In 1998, a doctor he had recently hired for a fellowship said he wanted to specialize in patient-safety strategy, to which Dr. Wachter replied, “What’s that?” There were no formal systems or methods in his hospital (or most others) to analyze and prevent errors, but there was plenty of blame to go around, most of it aimed at doctors and nurses.

This particular doctor had trained at Harvard Medical School, where they were incorporating Professor Reason’s ideas into patient-safety programs. Dr. Wachter, who began reading Professor Reason’s journal articles and books, said the Swiss cheese model was “an epiphany,” almost “like putting on a new pair of glasses.”

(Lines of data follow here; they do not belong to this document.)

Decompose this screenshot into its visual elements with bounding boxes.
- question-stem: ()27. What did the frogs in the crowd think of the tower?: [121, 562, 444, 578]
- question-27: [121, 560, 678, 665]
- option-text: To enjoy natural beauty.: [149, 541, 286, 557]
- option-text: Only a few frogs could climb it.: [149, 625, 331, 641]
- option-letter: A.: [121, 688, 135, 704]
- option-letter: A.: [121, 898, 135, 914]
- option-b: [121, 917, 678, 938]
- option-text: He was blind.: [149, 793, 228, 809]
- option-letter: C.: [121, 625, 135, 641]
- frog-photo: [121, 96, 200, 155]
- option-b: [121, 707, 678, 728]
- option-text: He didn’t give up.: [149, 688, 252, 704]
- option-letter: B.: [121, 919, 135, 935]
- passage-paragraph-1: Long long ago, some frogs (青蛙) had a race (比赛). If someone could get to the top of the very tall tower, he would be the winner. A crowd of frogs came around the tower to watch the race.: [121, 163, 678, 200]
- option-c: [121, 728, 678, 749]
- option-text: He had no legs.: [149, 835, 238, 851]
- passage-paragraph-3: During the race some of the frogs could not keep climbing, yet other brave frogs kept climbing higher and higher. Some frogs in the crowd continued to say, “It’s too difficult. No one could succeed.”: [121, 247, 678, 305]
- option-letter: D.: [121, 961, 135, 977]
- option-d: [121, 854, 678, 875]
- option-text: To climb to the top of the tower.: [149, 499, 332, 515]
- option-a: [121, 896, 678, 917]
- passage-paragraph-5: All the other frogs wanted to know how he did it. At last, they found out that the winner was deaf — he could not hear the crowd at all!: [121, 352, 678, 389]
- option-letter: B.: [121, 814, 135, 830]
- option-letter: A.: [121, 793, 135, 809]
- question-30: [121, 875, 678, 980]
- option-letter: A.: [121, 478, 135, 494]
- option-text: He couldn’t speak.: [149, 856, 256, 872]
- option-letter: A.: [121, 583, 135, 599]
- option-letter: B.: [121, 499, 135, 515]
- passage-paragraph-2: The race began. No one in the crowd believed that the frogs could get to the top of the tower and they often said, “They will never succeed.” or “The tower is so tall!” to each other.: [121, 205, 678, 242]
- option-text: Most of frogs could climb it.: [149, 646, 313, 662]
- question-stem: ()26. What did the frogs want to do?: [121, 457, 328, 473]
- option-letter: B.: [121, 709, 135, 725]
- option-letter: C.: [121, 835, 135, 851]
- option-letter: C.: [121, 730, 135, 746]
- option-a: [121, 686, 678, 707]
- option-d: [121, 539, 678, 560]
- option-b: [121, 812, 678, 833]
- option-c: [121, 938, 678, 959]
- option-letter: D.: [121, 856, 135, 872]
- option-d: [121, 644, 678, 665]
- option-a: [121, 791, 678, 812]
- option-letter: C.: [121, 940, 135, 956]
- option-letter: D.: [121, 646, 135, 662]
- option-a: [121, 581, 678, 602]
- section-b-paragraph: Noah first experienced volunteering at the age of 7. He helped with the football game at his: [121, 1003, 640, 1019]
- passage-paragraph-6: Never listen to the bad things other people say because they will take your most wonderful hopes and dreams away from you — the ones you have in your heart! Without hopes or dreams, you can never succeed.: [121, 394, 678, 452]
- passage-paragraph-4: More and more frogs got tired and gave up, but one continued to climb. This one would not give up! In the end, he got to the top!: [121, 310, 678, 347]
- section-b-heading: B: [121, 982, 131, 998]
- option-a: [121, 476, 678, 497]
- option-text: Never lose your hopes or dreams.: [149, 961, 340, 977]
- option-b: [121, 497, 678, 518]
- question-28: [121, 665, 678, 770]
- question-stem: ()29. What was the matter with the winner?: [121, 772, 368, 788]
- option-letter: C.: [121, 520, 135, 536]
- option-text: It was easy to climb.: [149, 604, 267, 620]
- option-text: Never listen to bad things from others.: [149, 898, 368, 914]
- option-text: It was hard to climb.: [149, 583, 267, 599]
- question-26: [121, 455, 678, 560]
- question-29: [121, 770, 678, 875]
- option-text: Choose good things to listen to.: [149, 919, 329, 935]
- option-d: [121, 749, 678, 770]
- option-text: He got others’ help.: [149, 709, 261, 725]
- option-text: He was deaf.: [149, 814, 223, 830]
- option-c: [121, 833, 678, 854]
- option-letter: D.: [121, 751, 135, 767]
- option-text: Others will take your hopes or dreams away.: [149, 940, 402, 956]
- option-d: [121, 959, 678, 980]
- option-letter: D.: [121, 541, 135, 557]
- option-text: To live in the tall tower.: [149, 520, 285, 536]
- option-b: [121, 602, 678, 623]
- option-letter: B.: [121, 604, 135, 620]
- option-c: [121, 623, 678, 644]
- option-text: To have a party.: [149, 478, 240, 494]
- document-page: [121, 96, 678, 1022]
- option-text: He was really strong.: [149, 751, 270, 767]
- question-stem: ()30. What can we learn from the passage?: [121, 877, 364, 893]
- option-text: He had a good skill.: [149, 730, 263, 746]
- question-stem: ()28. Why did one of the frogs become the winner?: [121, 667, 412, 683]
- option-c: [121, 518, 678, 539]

Someone given the wrong dose of medicine, he realized, could have been the victim of poor syringe design rather than a careless nurse. Another patient could have died of cardiac arrest because a defibrillator that was usually stored in the hallway had been taken to a different floor to replace one that had malfunctioned — and there was no system to alert anyone that it had been moved.

“When an error happens, our instinct can’t be to look at this at the final stage,” Dr. Wachter said, “but to look at the entirety of the system.”

When you do, he added, you realize that “these layers of protection are pretty porous in ways that you just didn’t understand until we opened our eyes to all of it.”

James Tootle was born on May 1, 1938, in Garston, a village in Hertfordshire, northwest of London. His father, Stanley Tootle, died in 1940, during World War II, when he was struck by shrapnel while playing cards in the bay window of his house. His mother, Hilda (Reason) Tootle, died when he was a teenager.

His grandfather, Thomas Augustus Reason, raised James, who took his surname.

In 1962, he graduated from the University of Manchester with a degree in psychology. He received his doctorate in 1967 from the University of Leicester, where he taught and conducted research before joining the faculty at the University of Manchester in 1977.

He married Rea Jaari, a professor of psychology, in 1964. She survives him, along with their daughters, Paula Reason and Helen Moss, and three grandchildren.

Throughout his career, Professor Reason’s surname was a reliable source of levity.

“The word ‘reason’ is, of course, widely used in the English language, but it does not describe what Jim is rightly famous for, namely ‘error,’” Erik Hollnagel, the founding editor of the International Journal of Cognition, Technology and Work, wrote in the preface to Professor Reason’s autobiography. “Indeed, ‘error’ is almost the opposite of ‘reason.’”

Still, it made sense.

“Jim has certainly brought reason to the study of error,” he wrote.